Can someone explain the new CFME 40 RC1 a new message processing sequence as "unget" added to the ".put" and "#get" sequence?


#1

I am currently working with Cloudforms 4.0 RC1 and have recognized what for me is a new construct in the logs. I am familiar with the message “get…”, message "put: and message “merge” constructs, but now I am seeing messages being processed as “unget” with the message status transitioning from ready-dequeued-ready and being requeued for a much later delivery time. Can some on explain:

  • why this happening?
  • what problem is this addressing or what future functionality is it intended to facilitate?
  • Is the retry delay configurable and if if so how?

#2

@tch Where are you seeing this? Can you give an example log snippet?


#4

with first sample '#unget" message sequence isolated:

[----] I, [2015-11-23T20:30:53.384082 #20776:11dd994] INFO – : ** MIQ(MiqQueue#unget)** Message id: [442000000013034], id: [], Zone: [default], Role: [ems_operations], Server: [], Ident: [generic], Target id: [], Instance id: [442000000000029], Task id: [], Command: [Storage.smartstate_analysis], Timeout: [1800], Priority: [100], State: [ready], Deliver On: [2015-11-24 01:31:53 UTC], Data: [], Args: [442000000000475], Requeued
[----] E, [2015-11-23T20:30:53.384249 #20776:11dd994] ERROR – : MIQ(MiqQueue#deliver) Message id: [442000000013034], Message not processed.
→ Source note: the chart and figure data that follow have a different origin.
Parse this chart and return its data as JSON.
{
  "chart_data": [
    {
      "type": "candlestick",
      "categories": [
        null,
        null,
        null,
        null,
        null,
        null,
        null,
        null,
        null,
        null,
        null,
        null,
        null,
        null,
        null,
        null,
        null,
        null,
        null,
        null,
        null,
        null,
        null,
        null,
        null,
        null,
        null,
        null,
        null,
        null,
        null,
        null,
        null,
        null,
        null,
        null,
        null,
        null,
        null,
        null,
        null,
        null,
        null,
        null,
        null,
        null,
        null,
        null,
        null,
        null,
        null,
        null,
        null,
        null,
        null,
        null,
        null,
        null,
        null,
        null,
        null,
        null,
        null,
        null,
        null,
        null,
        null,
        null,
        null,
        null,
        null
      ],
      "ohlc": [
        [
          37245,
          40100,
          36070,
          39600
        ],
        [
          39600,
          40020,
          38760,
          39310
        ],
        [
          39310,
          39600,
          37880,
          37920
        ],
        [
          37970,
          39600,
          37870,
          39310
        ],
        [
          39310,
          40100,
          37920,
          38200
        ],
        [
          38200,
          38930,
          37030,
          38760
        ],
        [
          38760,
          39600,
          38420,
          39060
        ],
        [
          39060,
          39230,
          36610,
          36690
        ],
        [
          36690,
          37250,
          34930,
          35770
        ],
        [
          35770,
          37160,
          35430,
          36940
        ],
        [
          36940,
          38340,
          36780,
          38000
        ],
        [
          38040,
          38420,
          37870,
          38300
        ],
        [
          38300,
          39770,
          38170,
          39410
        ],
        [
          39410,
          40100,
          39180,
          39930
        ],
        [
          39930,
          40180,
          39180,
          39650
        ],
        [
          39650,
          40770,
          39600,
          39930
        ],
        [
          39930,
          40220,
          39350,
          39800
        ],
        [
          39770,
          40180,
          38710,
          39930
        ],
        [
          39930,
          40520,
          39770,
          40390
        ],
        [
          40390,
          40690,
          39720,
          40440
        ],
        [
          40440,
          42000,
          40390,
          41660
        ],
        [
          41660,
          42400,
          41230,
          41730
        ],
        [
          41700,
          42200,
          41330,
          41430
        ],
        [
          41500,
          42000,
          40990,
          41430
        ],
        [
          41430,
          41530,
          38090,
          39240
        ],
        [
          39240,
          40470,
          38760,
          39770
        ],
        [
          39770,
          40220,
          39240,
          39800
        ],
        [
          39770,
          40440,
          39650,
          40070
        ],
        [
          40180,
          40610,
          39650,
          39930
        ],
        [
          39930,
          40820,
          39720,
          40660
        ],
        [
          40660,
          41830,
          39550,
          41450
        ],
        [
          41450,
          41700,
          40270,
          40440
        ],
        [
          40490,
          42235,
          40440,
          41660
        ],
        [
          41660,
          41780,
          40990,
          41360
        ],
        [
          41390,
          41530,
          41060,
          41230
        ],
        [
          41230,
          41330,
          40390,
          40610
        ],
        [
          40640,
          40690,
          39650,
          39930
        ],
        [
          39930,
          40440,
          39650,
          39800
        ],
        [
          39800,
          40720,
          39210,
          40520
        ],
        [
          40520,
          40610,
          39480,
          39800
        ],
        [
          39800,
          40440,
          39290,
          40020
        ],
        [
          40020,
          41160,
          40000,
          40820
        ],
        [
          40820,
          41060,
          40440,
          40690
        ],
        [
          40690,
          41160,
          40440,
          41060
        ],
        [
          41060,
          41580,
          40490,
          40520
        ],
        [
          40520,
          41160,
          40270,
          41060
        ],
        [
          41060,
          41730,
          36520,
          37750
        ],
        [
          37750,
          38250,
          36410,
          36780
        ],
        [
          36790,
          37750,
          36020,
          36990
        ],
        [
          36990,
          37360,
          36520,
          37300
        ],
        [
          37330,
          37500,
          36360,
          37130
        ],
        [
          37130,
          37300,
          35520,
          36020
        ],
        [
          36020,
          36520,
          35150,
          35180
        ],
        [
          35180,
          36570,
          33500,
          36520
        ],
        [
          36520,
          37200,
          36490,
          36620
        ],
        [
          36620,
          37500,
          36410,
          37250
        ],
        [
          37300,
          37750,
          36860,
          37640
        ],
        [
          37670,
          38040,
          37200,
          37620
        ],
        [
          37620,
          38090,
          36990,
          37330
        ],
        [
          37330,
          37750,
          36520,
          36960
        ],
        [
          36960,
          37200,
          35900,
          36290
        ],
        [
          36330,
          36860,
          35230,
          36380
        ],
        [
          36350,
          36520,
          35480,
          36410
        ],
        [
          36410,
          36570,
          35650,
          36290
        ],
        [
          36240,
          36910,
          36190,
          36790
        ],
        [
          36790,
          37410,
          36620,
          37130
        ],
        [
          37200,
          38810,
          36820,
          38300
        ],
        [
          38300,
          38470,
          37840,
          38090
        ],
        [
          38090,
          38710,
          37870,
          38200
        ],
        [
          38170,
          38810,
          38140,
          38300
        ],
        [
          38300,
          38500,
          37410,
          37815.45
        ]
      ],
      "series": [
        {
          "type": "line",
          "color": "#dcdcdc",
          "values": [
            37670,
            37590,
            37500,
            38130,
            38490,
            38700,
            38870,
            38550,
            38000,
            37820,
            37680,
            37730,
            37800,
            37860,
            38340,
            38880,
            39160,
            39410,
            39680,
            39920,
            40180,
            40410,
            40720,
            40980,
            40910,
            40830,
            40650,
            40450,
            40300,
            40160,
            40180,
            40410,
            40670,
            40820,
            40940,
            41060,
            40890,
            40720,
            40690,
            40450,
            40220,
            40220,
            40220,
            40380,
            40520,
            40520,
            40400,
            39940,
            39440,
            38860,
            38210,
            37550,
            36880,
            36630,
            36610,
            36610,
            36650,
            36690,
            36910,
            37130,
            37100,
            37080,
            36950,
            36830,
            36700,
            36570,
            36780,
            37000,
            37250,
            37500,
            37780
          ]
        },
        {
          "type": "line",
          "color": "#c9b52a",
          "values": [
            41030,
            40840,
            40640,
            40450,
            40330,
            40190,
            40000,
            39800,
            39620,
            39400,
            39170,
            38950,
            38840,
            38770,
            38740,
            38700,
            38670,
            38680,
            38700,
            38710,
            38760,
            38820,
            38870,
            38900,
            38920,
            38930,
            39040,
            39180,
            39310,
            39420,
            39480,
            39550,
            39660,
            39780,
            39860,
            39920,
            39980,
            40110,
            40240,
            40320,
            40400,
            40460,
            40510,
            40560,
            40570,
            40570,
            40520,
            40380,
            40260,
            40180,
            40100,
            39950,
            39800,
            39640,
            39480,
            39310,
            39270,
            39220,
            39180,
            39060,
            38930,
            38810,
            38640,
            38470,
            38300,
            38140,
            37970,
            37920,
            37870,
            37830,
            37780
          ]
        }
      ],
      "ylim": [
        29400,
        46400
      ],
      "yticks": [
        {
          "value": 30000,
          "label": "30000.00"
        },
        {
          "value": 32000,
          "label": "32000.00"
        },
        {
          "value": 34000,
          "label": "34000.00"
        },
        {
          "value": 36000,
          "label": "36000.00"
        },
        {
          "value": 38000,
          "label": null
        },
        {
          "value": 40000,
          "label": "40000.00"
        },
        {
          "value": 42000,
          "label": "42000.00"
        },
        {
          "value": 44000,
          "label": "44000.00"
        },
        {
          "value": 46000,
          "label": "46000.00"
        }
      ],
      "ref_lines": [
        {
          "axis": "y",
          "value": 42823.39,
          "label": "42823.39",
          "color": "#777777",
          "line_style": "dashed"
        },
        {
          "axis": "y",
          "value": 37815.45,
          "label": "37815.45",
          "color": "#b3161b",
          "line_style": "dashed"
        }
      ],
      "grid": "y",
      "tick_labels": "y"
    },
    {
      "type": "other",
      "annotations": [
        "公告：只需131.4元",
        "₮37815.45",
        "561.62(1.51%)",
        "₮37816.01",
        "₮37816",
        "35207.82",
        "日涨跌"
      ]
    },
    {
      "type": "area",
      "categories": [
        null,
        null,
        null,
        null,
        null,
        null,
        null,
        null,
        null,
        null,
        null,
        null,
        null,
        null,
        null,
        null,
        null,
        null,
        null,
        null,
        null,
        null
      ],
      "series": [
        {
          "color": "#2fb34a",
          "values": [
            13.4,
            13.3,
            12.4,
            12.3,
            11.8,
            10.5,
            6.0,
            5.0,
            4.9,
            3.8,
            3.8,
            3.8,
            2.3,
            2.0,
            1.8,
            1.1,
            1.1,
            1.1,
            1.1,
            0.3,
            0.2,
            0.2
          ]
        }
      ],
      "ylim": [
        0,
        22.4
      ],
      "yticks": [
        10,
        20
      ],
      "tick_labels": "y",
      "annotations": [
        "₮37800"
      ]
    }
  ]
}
Retrying at 2015-11-24 01:31:53 UTC


#5

@tch It seems unget has been there a very long time. It’s possible it was just not used previously.


#6

So the questions are:

  • why is a message that has been dequeued added back into the miq_queue table with the state changed from ‘dequeue’ back to ‘ready’ but now with a later delivery date?
  • what condition would cause this action?
  • Is there a limit to how many times a message can be dequeued-and-requeued?
  • Since this behavior has not been evident in either EVM or CFME, what has changed that is engaging this behavior now?
  • Is it reasonable to expect this churn in the miq_queue table to adversly impact overall behavior of CFME systems?

#7

Based on the one line of code that uses it, the message is put back on the queue if the code processing the queue item fails with an MiqVimBrokerUnavailable. I’m not sure of all the processes that could raise that, but offhand I’d guess VMware’s refresh, C&U collection and operations.

This code was introduced in 2011:

commit 097add944cefa6df9f409df56d485892e14d044e
Author: Oleg Barenboim <obarenbo@redhat.com>
Date:   Tue Sep 13 19:14:53 2011 +0000

    WorkerBase now supports require_vim_broker setting for classes that depend on VimBrokerWorker
    Created QueueWorkerBase#message_delivery_active? which checks for VimBrokerWorker availability for workers that depend on the VimBrokerWorker
    In QueueWorkerBase#do_work, break out of the loop unless message_delivery_active?
    Created QueueWorkerBase#deliver_queue_message (refactoring) that handles MiqException::MiqVimBrokerUnavailable by logging an error  and requeueing the message
    EmsRefreshWorker and PerfCollectorWorker now explicitly have a dependence on the VimBrokerWorker
    VimBrokerWorker - moved starting and priming of broker_server from before_work_loop (status="started") to after_initialize (status="starting")
    BugzID:13129
    
    git-svn-id: http://miq-ubuntusub.manageiq.com/svn/svnrepos/Manageiq/trunk@30564 3c68ef56-dcc3-11dc-9475-a42b84ecc76f

#8

Thank you